Nuovamente rivisto e interamente ridisegnato per quanto riguarda la testata, il motore è stato l'ultimo sviluppato dai tecnici Alfa Romeo senza forniture esterne; è stato montato su vari modelli di Alfa Romeo progettate alla fine degli anni 90 e entrate in produzione negli anni a cavallo del nuovo millennio: Alfa 156 seconda serie, Alfa GT, Alfa GTV e Alfa Spider. È stato installato, dopo il 2007, in una versione modificata per supplire alle problematiche emerse, e portata a 165 CV - fino a fine produzione, nel 2011 - anche nelle scocche rimanenti di Alfa GT che venivano ancora assemblate esclusivamente per il mercato estero, sebbene il modello non fosse più in catena di montaggio e non più ordinabile per l'Italia. È stato successivamente dismesso.
È il più compatto dei nuovi motori a quattro cilindri, con basamento e testata costruiti in lega leggera; fu montato anche sull'Alfa 159. Con una cilindrata pari a 1859 cm³ e con potenza pari a 160 CV, veniva prodotto ridimensionando il più grande 2.2. Come quest'ultimo, il 1.9 litri era un progetto General Motors prodotto dalla Holden[3] e modificato in Italia per quanto riguardava la parte relativa alla testata.
È il più potente quattro cilindri a benzina della gamma JTS dell'Alfa Romeo e veniva montato sulle Alfa 159 e Brera e Spider. Con basamento e testa in lega leggera, il motore 2.2 con cilindrata totale di 2198 cm³, era già impiegato dalla General Motors su modelli della Opel su alcune versioni della Vectra e della Signum; successivamente questa unità avrebbe equipaggiato anche l'ultima Fiat Croma. I tecnici Alfa-Fiat, come per il propulsore 1.9, presero il motore GM e ne progettarono nuovamente la testata utilizzando la tecnologia JTS.

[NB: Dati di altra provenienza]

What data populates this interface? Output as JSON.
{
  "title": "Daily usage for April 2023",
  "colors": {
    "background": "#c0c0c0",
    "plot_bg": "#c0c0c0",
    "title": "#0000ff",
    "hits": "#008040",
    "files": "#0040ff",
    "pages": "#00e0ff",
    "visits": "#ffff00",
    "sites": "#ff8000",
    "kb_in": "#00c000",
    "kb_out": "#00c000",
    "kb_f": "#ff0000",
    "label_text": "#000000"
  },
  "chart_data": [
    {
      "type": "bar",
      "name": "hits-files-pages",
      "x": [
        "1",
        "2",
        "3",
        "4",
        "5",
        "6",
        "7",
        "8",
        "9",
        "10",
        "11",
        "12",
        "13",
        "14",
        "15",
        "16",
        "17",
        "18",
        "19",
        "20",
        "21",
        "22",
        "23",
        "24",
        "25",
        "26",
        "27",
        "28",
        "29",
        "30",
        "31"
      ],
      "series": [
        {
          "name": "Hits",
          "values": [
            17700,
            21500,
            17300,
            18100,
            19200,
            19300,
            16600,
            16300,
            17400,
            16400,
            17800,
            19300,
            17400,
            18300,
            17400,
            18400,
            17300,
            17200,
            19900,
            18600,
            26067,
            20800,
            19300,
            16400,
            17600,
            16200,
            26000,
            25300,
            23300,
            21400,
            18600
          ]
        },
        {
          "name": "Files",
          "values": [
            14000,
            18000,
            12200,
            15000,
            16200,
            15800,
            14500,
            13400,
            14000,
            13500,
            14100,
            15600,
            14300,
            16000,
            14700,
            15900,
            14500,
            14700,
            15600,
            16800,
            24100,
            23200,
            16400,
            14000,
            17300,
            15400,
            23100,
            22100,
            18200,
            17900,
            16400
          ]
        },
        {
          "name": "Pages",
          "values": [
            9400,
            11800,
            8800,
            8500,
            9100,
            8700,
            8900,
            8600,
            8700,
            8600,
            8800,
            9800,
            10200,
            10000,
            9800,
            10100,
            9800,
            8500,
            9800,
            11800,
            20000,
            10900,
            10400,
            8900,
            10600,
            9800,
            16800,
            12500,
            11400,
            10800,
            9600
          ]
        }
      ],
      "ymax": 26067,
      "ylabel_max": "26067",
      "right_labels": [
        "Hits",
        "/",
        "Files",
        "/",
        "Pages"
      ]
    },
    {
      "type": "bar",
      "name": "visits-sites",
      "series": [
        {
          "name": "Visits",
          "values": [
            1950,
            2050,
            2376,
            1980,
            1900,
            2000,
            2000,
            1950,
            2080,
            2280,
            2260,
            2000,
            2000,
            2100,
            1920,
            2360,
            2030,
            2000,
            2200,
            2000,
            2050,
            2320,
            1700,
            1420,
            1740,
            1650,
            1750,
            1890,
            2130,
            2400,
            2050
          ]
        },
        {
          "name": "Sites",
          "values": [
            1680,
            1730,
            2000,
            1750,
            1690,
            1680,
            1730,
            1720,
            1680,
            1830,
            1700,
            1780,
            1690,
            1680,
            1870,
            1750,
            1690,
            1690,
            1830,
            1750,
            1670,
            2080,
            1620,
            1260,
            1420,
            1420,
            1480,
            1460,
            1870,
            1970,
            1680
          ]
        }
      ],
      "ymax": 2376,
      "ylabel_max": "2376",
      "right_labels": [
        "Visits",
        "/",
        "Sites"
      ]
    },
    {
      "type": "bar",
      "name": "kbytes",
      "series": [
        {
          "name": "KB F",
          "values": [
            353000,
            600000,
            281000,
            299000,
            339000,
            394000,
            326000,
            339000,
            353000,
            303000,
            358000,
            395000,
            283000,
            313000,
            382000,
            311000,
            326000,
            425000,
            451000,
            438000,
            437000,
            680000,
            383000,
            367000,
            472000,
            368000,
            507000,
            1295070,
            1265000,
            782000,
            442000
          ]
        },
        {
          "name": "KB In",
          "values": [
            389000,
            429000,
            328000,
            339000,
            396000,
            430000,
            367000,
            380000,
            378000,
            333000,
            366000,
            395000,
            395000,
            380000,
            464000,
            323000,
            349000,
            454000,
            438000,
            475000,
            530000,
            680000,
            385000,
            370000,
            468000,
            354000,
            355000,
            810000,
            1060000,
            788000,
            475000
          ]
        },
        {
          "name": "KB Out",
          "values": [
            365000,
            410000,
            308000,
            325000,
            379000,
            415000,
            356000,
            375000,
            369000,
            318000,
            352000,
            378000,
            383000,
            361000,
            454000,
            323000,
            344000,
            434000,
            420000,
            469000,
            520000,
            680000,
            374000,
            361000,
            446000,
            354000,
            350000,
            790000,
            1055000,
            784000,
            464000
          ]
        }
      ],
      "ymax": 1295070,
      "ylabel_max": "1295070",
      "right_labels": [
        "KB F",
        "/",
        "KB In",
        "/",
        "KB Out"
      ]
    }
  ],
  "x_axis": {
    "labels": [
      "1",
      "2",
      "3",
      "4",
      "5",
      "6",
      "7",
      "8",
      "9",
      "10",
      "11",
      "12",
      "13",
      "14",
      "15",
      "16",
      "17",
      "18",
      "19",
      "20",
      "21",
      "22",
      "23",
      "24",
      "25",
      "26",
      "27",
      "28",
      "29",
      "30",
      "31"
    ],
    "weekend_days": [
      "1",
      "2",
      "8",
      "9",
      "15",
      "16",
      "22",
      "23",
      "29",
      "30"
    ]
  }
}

È il più potente dei JTS e fu pensato per sostituire, sull'Alfa 159, Brera, e Spider (939) il V6 Busso, giunto quest'ultimo al suo massimo sviluppo sulle 156, 147 e GT. Il nuovo motore 3.2 deriva da una variante di cilindrata di uno dei propulsori progettati dalla General Motors, prodotto in Australia dalla Holden e commercializzato con il nome in codice GM HFV6. Utilizzato dall'Alfa Romeo grazie agli accordi di inizio millennio fra il Gruppo Fiat e la casa americana, la versione trasformata in JTS del 3.2 V6 deriva dalla variante 3.2 del GM HFV6, denominato Alloytec 3.2 HFV6. Sull'Alloytec, utilizzato originariamente sull'Opel Antara 3.2 V6 Cosmo e sulla Holden Captiva 3.2 V6, i tecnici italiani sono intervenuti apportando una serie di modifiche relative alla parte riguardante la testata del motore. Rimane in produzione fino al 2011.